Des décors qui accompagnent l’évolution des personnages
Des espaces intérieurs chargés d’émotion
La chambre « La Suite » apparaît à l’écran, tout comme les couloirs de l’établissement. Ces espaces intérieurs s’inscrivent dans plusieurs séquences et assurent une continuité visuelle entre les scènes. Leur présence régulière contribue à structurer l’ensemble du récit de manière fluide et cohérente, tout en renforçant l’unité visuelle du film.

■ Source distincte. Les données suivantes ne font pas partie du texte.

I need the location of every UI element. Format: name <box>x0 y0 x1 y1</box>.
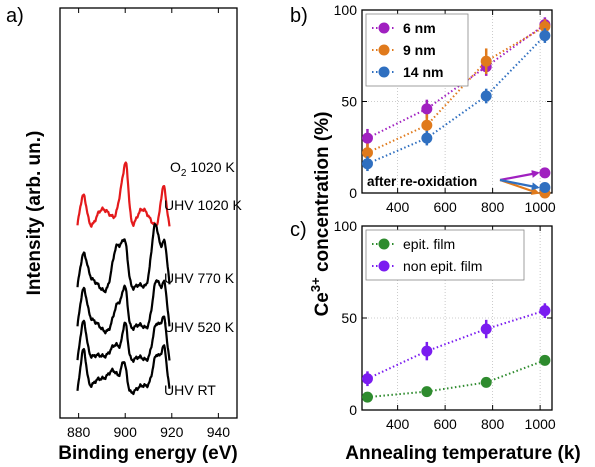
panel-b-series-line <box>367 34 546 165</box>
panel-c-y-tick-label: 0 <box>349 402 357 418</box>
panel-c-data-point <box>480 376 492 388</box>
panel-b-series-line <box>367 25 546 154</box>
panel-a-y-axis-label: Intensity (arb. un.) <box>24 131 45 296</box>
panel-b-data-point <box>421 119 433 131</box>
panel-a-x-tick-label: 880 <box>67 424 91 440</box>
panel-c-data-point <box>421 386 433 398</box>
panel-b-data-point <box>361 147 373 159</box>
panel-b-data-point <box>421 103 433 115</box>
panel-b-y-tick-label: 0 <box>349 185 357 201</box>
panel-b-series <box>361 28 551 172</box>
panel-b-series-line <box>367 23 546 139</box>
panel-b-reoxidation-point <box>539 167 551 179</box>
panel-b-data-point <box>480 55 492 67</box>
panel-a-series-label: UHV 1020 K <box>164 197 242 213</box>
panel-a-spectrum <box>76 279 171 335</box>
panel-a-x-tick-label: 900 <box>114 424 138 440</box>
panel-b-annotation-arrow <box>499 170 540 182</box>
panel-c-x-tick-label: 800 <box>481 416 505 432</box>
panel-a-spectrum <box>76 223 171 294</box>
panel-c-legend-label: epit. film <box>403 236 455 252</box>
panel-a-x-tick-label: 940 <box>207 424 231 440</box>
panel-c-x-tick-label: 1000 <box>525 416 556 432</box>
panel-a-spectrum <box>76 161 171 228</box>
panel-a-spectrum-line <box>76 161 171 228</box>
panel-b-legend: 6 nm 9 nm 14 nm <box>365 13 469 87</box>
panel-b-x-tick-label: 1000 <box>525 199 556 215</box>
panel-b-reoxidation-point <box>539 182 551 194</box>
panel-b-data-point <box>421 132 433 144</box>
panel-c-series <box>361 303 551 387</box>
panel-a-x-axis-label: Binding energy (eV) <box>58 443 237 464</box>
panel-c-x-tick-label: 600 <box>433 416 457 432</box>
panel-a-series-label: O2 1020 K <box>170 159 235 179</box>
panel-c-data-point <box>539 354 551 366</box>
panel-c-x-tick-label: 400 <box>386 416 410 432</box>
panel-b-legend-label: 6 nm <box>403 20 436 36</box>
panel-c-legend-swatch-marker <box>378 238 390 250</box>
panel-b-legend-label: 9 nm <box>403 42 436 58</box>
panel-b-label: b) <box>290 5 308 27</box>
panel-b-x-tick-label: 600 <box>433 199 457 215</box>
panel-a-label: a) <box>6 5 24 27</box>
panel-c-data-point <box>480 323 492 335</box>
panel-b-legend-label: 14 nm <box>403 64 443 80</box>
panel-c-legend: epit. film non epit. film <box>365 229 525 281</box>
panel-c-legend-box <box>365 229 525 281</box>
shared-y-axis-label: Ce3+ concentration (%) <box>308 112 333 317</box>
panel-c-legend-swatch-marker <box>378 260 390 272</box>
panel-c-x-axis-label: Annealing temperature (k) <box>345 443 580 464</box>
panel-a-series-label: UHV RT <box>164 382 216 398</box>
panel-a-frame <box>59 7 238 419</box>
panel-b-data-point <box>539 20 551 32</box>
panel-c-series-line <box>367 359 546 399</box>
panel-b-y-tick-label: 50 <box>341 94 357 110</box>
panel-c-data-point <box>421 345 433 357</box>
panel-a-spectrum-line <box>76 223 171 294</box>
panel-a-spectrum <box>76 344 171 396</box>
panel-b-data-point <box>480 90 492 102</box>
panel-c-y-tick-label: 100 <box>334 218 358 234</box>
panel-b-data-point <box>361 132 373 144</box>
panel-c-data-point <box>361 373 373 385</box>
panel-b-legend-swatch-marker <box>378 22 390 34</box>
panel-b-data-point <box>361 158 373 170</box>
panel-b-y-tick-label: 100 <box>334 2 358 18</box>
panel-a-spectrum-line <box>76 279 171 335</box>
panel-b-x-tick-label: 800 <box>481 199 505 215</box>
panel-a-series-label: UHV 770 K <box>164 270 235 286</box>
panel-a-spectrum-line <box>76 344 171 396</box>
panel-c-series <box>361 354 551 403</box>
panel-c-y-tick-label: 50 <box>341 310 357 326</box>
panel-c-legend-label: non epit. film <box>403 258 482 274</box>
panel-a-spectrum <box>76 315 171 363</box>
panel-b-annotation-arrow <box>499 178 540 191</box>
panel-c-series-line <box>367 309 546 380</box>
panel-c-label: c) <box>290 219 307 241</box>
panel-b-data-point <box>539 30 551 42</box>
panel-a-spectrum-line <box>76 315 171 363</box>
panel-a-x-tick-label: 920 <box>160 424 184 440</box>
panel-c-data-point <box>539 305 551 317</box>
panel-b-x-tick-label: 400 <box>386 199 410 215</box>
panel-b-annotation: after re-oxidation <box>367 174 477 189</box>
panel-c-data-point <box>361 391 373 403</box>
panel-b-legend-swatch-marker <box>378 44 390 56</box>
panel-a-series-label: UHV 520 K <box>164 319 235 335</box>
panel-b-legend-swatch-marker <box>378 66 390 78</box>
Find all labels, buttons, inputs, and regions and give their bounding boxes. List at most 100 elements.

Des espaces de vie comme témoins du voyage
La réception et la salle de petit-déjeuner apparaissent également à l’écran et structurent certains passages du film. Ces espaces apportent une continuité visuelle, tout en ancrant le récit dans le quotidien de l’établissement. Ils participent à l’équilibre général sans surcharger la narration.




Des extérieurs comme ouverture narrative
Le film intègre en outre des séquences tournées en extérieur, notamment sur la terrasse, dans le parc et aux abords de la piscine. Ces espaces à ciel ouvert apportent une variation visuelle et complètent les scènes en intérieur. Cette ouverture vers l’extérieur apporte un nouveau rythme au film et relie naturellement les différents décors.
Une invitation à découvrir la Champagne autrement
« Champagne » met en lumière l’importance du lieu dans la construction du récit. Le film s’appuie sur des décors réels, ce qui renforce l’ancrage de l’histoire et lui donne une dimension tangible. La relation entre Maarten et son père évolue ainsi dans un environnement identifiable, où chaque espace contribue à installer une atmosphère singulière.
La Villa Eugène, choisie pour accueillir une grande partie du tournage, incarne cette présence forte du lieu à l’écran. Son architecture, ses volumes et ses différents espaces offrent un cadre à la fois structurant et inspirant. Le film invite alors à porter un regard nouveau sur la Champagne, non seulement comme territoire, mais aussi comme expérience à vivre.